Gail Nowland liked her shiny accessories, too, back in 1978 when she graduated from Robinson High School. She chose one of the upgrade models, complete with a diamond. The price: $105.
"The boys paid $60 or $70, I think," said Nowland, who is helping organize a class reunion.
It's commencement time again, and parents all across the Tampa Bay area can testify to this: High school graduation comes with a price, and it's not just the time spent struggling through calculus.
But that's always been the case, even when many of the price-shocked parents of today's high school seniors graduated in the 1970s.
Today's graduation-paraphernalia prices aren't out of line with increases for other products, considering the three decades that passed since 1978, said Greg Fenlon, a Balfour representative who does business with seniors at several schools in Hillsborough and Pinellas counties.
"Some kids spend more, some spend less," Fenlon said. "We offer a wide range of prices."
So does Vernon Photography in Largo.
Senior portrait packages start at $100 and rise to $1,000 or beyond, depending on how many aunts, uncles, grandparents and close friends will receive a photo, owner Charlie Vernon said.
Most seniors spend about $350, he said. Vernon wasn't in business in 1978, but 10 years ago, when he started offering senior portrait packages, the average senior spent about $200, he said.

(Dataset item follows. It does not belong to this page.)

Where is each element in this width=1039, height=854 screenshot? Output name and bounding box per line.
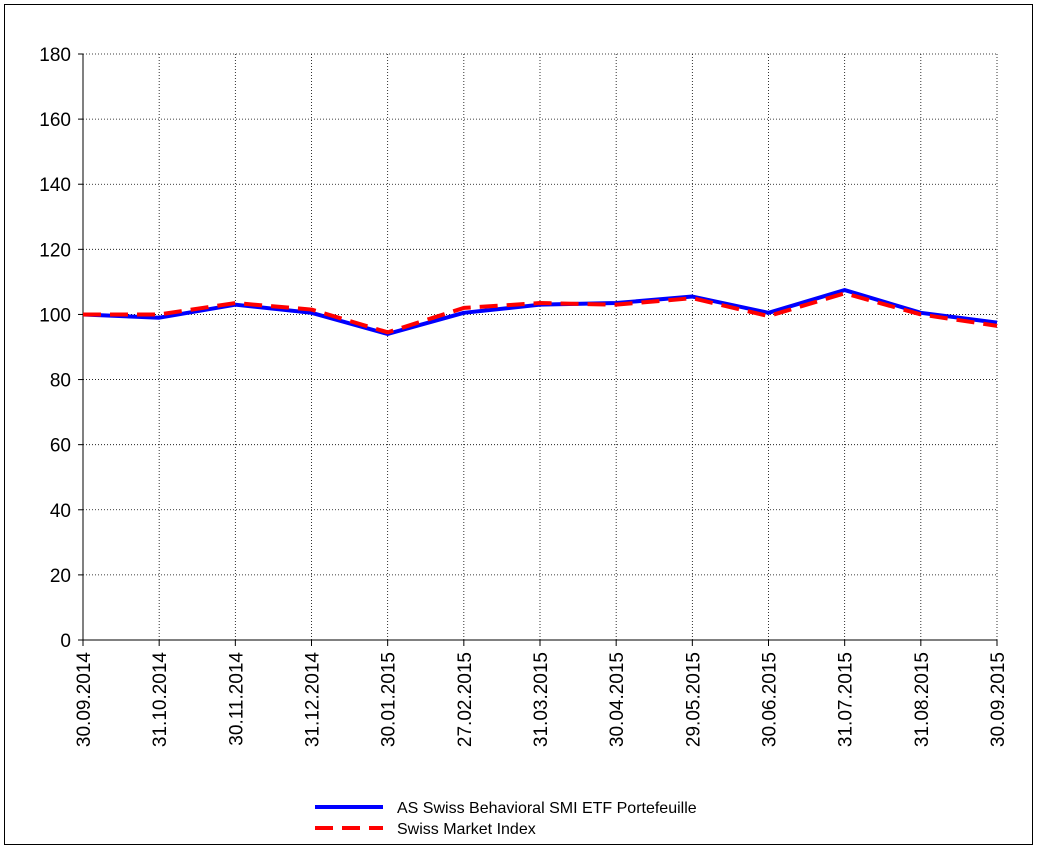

Helen Neville Caravona, who graduated from Gulf High School in New Port Richey in 1978, insists she remembers all those prices 30 years later.
Cap and gown: $13
Class ring: $98 (Like Nowland, she went for the extra bling.)
Yearbook: $15 (At least, that's what most of the '78ers paid. Caravona earned a free one with her performance at a rock-a-thon. She rocked in a rocking chair in the cafeteria for 24 hours as a fundraising effort. A free yearbook was the least the school could do. Plus, it was less expensive than giving her a class ring.)
Unfortunately, Caravona lost that $98 ring during a move a year after graduation.
Caravona is helping plan a class reunion, too.
The class of 1978 is trying to keep the costs low.